A protagonista, Ana Jacinta de São José, figura real que inspirou o mito de Dona Beja, foi uma mulher julgada por viver fora das convenções de sua época. “A gente enfia o dedo na ferida da sociedade”, afirmou Grazi Massafera. A atriz destaca que Beja é menos símbolo erótico e mais uma figura de independência. “Ela me ensinou a confiar mais no instinto, na intuição, na coragem de ser quem se é, mesmo quando o mundo inteiro aponta o dedo”, declarou.
Para o autor Daniel Berlinsky, a novela da HBO Max parte da personagem para questionar como o passado ainda reverbera no presente. “A sociedade mudou menos do que a gente gostaria, mas a nossa consciência sobre essas questões se ampliou”, afirmou em coletiva de imprensa.
O projeto também aposta em reconstrução histórica e revisão de narrativas. Berlinsky contou que pouco se sabe sobre a verdadeira Dona Beja, uma mulher solteira, mãe de duas filhas e que se sustentava sozinha. “O que se sabe de verdade sobre ela cabe em meia página. Ela era uma mulher solteira, com duas filhas, que se sustentava sozinha.

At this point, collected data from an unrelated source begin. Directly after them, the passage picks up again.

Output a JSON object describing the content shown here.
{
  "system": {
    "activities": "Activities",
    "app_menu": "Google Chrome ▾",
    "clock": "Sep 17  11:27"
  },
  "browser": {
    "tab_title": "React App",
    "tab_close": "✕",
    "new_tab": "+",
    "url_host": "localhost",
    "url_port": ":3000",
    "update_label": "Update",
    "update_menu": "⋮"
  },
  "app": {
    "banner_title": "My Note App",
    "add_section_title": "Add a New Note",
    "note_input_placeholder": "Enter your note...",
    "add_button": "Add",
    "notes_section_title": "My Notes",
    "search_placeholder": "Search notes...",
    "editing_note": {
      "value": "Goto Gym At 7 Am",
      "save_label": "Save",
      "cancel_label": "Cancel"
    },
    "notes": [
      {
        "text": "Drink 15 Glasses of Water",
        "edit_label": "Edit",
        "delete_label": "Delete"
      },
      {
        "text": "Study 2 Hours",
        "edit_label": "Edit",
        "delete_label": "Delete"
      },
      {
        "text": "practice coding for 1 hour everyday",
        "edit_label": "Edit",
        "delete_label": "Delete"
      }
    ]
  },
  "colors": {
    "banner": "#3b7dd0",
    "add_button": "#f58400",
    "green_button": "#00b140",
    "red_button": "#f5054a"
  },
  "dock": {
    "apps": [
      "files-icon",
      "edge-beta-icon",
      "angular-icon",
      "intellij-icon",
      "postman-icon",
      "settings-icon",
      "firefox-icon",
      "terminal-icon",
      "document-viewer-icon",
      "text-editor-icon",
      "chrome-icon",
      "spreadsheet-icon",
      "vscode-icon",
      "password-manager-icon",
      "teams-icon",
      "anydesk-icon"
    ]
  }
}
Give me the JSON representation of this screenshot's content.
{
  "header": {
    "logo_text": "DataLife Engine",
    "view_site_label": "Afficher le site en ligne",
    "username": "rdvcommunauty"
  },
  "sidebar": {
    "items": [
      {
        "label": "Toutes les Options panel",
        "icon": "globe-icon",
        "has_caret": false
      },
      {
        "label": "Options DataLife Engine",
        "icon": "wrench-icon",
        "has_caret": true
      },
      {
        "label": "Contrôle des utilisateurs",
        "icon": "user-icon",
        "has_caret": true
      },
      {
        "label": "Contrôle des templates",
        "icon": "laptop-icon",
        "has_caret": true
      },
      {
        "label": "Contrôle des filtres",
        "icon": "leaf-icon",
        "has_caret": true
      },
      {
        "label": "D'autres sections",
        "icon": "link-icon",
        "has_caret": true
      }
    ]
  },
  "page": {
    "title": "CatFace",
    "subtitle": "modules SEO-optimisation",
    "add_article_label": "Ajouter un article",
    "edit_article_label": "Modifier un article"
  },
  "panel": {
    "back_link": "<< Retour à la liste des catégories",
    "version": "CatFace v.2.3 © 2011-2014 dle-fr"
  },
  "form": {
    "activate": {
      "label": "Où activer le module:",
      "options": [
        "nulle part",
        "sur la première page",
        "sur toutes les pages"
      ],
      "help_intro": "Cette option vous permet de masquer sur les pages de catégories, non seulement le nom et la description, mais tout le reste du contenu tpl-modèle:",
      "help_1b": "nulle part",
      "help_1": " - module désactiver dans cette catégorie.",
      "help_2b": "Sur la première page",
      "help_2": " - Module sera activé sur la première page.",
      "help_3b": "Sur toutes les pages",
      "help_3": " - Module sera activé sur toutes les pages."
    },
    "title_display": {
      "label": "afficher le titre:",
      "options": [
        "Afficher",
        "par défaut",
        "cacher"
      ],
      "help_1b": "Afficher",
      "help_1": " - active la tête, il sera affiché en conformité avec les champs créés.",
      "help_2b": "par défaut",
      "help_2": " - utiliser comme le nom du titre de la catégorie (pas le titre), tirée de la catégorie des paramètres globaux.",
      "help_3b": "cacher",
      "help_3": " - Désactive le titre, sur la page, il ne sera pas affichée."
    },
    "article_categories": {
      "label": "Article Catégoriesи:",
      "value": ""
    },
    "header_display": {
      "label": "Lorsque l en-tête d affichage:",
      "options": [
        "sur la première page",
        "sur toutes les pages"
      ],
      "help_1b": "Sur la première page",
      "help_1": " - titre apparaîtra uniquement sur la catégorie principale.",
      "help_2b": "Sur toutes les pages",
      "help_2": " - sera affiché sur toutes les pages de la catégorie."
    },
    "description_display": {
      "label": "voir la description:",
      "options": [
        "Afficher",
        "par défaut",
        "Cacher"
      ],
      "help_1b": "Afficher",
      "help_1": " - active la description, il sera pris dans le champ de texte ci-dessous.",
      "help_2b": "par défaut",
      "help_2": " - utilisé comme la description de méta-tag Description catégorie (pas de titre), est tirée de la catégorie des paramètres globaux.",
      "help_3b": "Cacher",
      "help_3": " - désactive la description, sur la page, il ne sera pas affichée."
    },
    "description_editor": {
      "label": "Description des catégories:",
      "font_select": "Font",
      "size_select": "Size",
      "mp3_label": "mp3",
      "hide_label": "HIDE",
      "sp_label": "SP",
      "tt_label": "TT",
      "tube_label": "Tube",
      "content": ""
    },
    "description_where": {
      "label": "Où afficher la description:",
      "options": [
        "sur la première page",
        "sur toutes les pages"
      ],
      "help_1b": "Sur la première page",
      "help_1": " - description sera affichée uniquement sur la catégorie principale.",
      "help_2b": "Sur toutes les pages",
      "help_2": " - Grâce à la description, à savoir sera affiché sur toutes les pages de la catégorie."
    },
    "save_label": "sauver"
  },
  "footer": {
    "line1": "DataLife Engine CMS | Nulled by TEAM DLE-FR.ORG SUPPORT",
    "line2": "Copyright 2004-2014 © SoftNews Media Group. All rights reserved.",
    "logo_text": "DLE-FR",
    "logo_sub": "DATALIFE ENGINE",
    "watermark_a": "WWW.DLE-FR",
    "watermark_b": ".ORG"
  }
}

Só isso já bastava para virar escândalo”, explicou.
“Descobri que, em 1872, três em cada quatro negros no Brasil já não estavam mais no cativeiro. Ninguém aprende isso na escola”, afirmou o autor. O personagem Antônio, interpretado por David Júnior, representa essa outra perspectiva. “Me sinto muito honrado de poder representar um personagem que tinha posses, que tinha terras, herança, que tinha o poder de existir, de sonhar e não só de sobreviver”, disse o ator.